200 Copies. A bridge between generations of ambient exploration, this split release unites two artists connected through mood, texture, and introspection: Enno Velthuys, the late Dutch composer and visual artist whose melancholic ambient works defined a quiet corner of the 1980s cassette underground, and Paul Riedl, best known as the creative force behind visionary metal band Blood Incantation, who here reveals a parallel world of deep ambient sound. Together, these recordings form a contemplative journey across aesthetics—a meeting of two artists who, though separated by time, share a commitment to sound as emotional architecture. Velthuys's contributions are drawn from the EXART vaults and carefully selected by Hessel Veldman to serve as an appetizer for an upcoming LP of more unreleased material on Stroom Records. Between 1983 and 1987, Velthuys released four cassettes that crafted a deeply personal sound—minimal, dreamlike and steeped in solitude—that would later come to be recognized as a cornerstone of European ambient music. The pieces presented here continue that fragile lineage: meditative, intimate and quietly transcendent. His work moves slowly, like fog across water, guided by intuition rather than structure, emotion rather than ego.

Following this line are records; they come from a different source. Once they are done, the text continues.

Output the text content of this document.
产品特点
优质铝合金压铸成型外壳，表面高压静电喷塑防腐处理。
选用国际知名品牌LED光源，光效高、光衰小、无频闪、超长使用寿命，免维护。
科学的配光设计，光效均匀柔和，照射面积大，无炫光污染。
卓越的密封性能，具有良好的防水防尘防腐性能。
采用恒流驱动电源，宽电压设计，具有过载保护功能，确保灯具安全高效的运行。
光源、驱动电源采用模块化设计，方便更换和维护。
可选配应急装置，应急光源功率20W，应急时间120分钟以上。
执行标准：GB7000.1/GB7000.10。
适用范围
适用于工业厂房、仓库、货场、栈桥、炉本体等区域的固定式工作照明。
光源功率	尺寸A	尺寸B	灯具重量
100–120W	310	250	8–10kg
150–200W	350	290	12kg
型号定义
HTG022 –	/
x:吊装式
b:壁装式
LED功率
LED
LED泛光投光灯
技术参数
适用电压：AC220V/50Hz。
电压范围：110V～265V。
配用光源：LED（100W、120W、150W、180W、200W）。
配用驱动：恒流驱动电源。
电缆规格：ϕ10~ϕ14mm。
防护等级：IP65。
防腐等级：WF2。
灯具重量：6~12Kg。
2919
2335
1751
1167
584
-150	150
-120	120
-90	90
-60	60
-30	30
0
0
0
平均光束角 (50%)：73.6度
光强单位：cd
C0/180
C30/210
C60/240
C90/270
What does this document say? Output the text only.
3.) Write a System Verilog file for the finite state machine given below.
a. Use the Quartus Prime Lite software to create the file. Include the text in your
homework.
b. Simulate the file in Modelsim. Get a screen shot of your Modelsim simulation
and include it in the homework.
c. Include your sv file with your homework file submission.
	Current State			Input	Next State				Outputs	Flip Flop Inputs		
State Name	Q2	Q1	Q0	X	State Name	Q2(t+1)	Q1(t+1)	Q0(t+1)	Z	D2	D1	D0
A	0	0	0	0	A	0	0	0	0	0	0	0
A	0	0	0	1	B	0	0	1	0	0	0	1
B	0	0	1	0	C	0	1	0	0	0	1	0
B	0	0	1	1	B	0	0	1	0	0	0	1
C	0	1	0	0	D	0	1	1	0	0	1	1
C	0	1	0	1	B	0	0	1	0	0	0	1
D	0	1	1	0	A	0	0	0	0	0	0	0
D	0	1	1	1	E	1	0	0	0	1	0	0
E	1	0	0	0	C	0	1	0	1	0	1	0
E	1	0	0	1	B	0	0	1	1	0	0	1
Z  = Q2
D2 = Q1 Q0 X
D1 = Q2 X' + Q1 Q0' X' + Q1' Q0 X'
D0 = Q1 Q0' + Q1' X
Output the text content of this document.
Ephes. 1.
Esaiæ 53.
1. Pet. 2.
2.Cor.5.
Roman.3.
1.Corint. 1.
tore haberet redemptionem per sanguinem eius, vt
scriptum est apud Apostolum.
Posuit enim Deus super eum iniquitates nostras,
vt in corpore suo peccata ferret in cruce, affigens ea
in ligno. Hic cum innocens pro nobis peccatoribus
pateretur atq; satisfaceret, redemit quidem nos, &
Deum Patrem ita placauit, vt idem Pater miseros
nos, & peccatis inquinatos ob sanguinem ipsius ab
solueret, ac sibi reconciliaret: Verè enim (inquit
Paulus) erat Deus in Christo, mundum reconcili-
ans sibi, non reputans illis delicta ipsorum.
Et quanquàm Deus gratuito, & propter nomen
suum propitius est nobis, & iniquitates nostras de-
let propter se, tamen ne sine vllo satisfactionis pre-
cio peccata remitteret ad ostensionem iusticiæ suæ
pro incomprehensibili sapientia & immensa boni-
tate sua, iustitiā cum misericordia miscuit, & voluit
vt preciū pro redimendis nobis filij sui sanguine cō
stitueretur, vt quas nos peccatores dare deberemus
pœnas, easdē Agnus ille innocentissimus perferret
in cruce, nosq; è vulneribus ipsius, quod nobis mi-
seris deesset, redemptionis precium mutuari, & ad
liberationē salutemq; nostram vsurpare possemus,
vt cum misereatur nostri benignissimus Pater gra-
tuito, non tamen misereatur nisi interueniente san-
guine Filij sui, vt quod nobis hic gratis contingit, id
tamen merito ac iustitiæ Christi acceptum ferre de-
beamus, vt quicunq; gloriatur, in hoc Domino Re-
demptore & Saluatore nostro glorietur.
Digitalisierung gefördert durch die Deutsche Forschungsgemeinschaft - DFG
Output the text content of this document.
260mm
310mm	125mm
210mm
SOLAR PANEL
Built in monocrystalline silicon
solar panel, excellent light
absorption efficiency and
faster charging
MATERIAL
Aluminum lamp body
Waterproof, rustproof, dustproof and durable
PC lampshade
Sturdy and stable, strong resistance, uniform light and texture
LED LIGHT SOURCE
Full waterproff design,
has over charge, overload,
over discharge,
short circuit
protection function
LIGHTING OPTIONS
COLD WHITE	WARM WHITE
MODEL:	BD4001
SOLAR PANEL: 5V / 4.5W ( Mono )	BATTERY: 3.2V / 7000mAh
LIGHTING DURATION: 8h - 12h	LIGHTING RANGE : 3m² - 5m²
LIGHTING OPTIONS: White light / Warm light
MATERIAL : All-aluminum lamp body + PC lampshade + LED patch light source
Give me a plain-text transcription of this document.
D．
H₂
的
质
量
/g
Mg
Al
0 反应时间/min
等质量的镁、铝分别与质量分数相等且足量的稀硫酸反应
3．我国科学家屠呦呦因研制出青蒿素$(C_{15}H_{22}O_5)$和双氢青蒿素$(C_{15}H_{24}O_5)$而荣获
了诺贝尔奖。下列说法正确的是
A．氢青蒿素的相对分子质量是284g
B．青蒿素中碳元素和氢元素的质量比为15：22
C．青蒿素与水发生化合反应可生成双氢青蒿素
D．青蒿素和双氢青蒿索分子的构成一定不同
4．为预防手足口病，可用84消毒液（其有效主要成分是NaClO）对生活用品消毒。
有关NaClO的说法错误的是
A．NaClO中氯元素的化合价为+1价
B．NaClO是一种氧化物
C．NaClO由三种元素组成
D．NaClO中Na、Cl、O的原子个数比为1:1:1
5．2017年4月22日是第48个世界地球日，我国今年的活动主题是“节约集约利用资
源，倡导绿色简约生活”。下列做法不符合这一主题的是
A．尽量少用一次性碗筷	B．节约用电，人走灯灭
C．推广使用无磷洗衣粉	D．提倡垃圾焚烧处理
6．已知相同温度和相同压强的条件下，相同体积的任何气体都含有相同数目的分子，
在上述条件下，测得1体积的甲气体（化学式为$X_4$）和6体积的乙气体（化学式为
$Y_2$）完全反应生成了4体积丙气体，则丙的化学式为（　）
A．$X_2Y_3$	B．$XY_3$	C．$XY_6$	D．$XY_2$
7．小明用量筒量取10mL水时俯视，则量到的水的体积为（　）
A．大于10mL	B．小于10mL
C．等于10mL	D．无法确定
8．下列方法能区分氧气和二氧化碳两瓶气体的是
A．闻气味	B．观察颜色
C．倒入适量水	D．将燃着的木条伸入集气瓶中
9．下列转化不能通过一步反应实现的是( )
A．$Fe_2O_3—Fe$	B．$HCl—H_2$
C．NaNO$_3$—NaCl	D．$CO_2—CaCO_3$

In contrast yet in harmony, Riedl's side of the album offers archival recordings that extend his lifelong fascination with cosmic sound and inner space. While known for his work in Blood Incantation and related projects exploring the outer reaches of metal, Riedl has long been devoted to ambient and experimental composition—a practice running parallel to his more public persona. His selections for this release, curated to complement Velthuys's music, trace a dialogue between decades and sensibilities, blending analog warmth and deep atmospherics with a sense of timeless drift. Where Velthuys whispers, Riedl hums; where one dissolves, the other expands. The pairing is unexpected yet intuitive. Both artists approach ambient not as background music but as a portal—into memory, solitude, vastness. Both favor restraint over spectacle, allowing silence and space to shape the listener's experience. And both understand that the most affecting music often arrives without announcement, unfolding in slow motion like a thought becoming a feeling.
The CD comes in a 6-panel wallet and is limited to 200 copies. An LP edition is slated for release soon, extending the conversation further. This is ambient music that asks for attention without demanding it—music for late nights, long journeys, and the spaces in between.